Stuff I Didn't Know About Myself
Until Now
- I'm emotional. I'm right-brain dominant, which is the emotional side, and I am super emotional. I've just spent much of my life (and life energy) repressing it because I live with a bunch of left-brain dominant, logical people. For some people, it's the introversion/extroversion line that causes problems with the family of origin, for me it's hemisphere dominance. Huh. Who knew?
- I spend a lot of time wangsting about the food I eat/don't eat. I've been on a diet (both consciously and unconsciously) for over 30 years now, and it's never worked (long term). Thinking like this does, however, serve to make me crazy. That's stupid. Skinny people who are naturally skinny aren't this insane over food. Why do people think obsessing over it will make anyone thin?
- Obsessing over my diet has led me to make assumptions about myself that aren't true. F'rinstance, I don't have a sweet tooth, at least nothing like your average American's -- something I never realized. I do have Chocolate Time once a month, but aside from that day, eh. It's ok, but I wouldn't cross the street for it. I'm hard pressed to eat ice cream even in summer and I detest dark meats of any kind (chicken thighs, lamb, duck, other game animals). I'm a bacon lover, but it can't be hand-cured or artisinal because I don't want to taste the underlying pig, I just want the salt. I don't like pound cake (or anything other than chocolate or my mother's carrot cake), donuts, Twinkies (urgh, pound cake) or store bought cookies. So why do I think I'm some sort of unredeemed heathen when eating? When I bother to have food cravings, it's generally for fresh tomatoes or cilantro. Does that sound like I'm out of control of my diet to anyone?

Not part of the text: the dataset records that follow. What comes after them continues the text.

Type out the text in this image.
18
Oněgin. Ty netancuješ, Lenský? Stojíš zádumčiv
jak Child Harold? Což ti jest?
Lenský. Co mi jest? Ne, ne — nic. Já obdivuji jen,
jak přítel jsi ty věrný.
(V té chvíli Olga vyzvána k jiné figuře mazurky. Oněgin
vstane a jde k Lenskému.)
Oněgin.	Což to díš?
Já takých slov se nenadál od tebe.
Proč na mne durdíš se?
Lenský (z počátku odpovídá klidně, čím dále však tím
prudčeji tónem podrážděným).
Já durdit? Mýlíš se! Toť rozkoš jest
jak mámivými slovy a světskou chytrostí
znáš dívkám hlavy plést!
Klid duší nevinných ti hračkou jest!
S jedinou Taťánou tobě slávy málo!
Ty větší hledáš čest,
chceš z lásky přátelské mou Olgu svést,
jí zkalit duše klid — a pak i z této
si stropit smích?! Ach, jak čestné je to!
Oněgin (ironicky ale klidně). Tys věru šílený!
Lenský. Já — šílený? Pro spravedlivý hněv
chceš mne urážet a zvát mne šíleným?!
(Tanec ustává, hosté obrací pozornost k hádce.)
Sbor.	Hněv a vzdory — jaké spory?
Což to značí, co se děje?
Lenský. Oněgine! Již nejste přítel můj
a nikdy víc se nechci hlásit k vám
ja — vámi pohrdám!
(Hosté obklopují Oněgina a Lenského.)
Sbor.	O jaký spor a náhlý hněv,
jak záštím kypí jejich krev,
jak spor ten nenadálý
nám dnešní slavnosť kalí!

- I say I'm a rebel, but I spend far too much time trying to live my life to avoid negative comment. That's not rebellion, it's conformity.
- I'm neither a morning person nor a night owl. I feel at my best right around noon. I always assumed I was a morning person because I can't stay awake past 1am unless I'm seriously depressed, but I hate getting up before 8am. I do it, but I hate it.
I can point out to you all where these misconceptions have come from (my family as a whole, my mother, my mother and brother, my self and my mother, respectively) and you can see why I've believed them. After all, if you can't trust your family, who can you trust?
Which is, I realize now, a seriously naive way to look at life.
But seriously, who can live inside their own head as long as I have done and not realize such basic things about yourself? I've always thought I had a sweet tooth. I like candy, on occasion. I'll never say no to a Milky Way candy bar, even if I don't bother to eat it as soon as I get hold of it. But when I talked to the barista at Starbucks the other day and learned how many pumps of syrup the typical coffee drink there contains...I nearly puked. Gross. I can't even tolerate the two pumps of vanilla that goes into their hot chocolate (so I get it without), I can't imagine how big a sweet tooth you'd have to have to drink their peppermint mocha (average of 10 pumps of syrups -- not the mocha sauce, just the vanilla and peppermint syrups). Bleargh. Then I considered my own behavior. I always thought I was extreme, but I'm actually extreme in the other direction than the one I assumed. Seriously. And the one about being emotional? Jeeze. I knew I was lucky in that I'm a Jungian Introvert born into a club of the breed, but I never realized that I've been repressing my outward emotions in order to fit in with their super-logical ways. No wonder I had dysthymia -- I brought it on to fit in and feel like a normal, well-adjusted family member.
And if I'm this wrong about myself, how wrong am I when I make assumptions about other people? Assumptions. They are dangerous my preciouses, dangerous.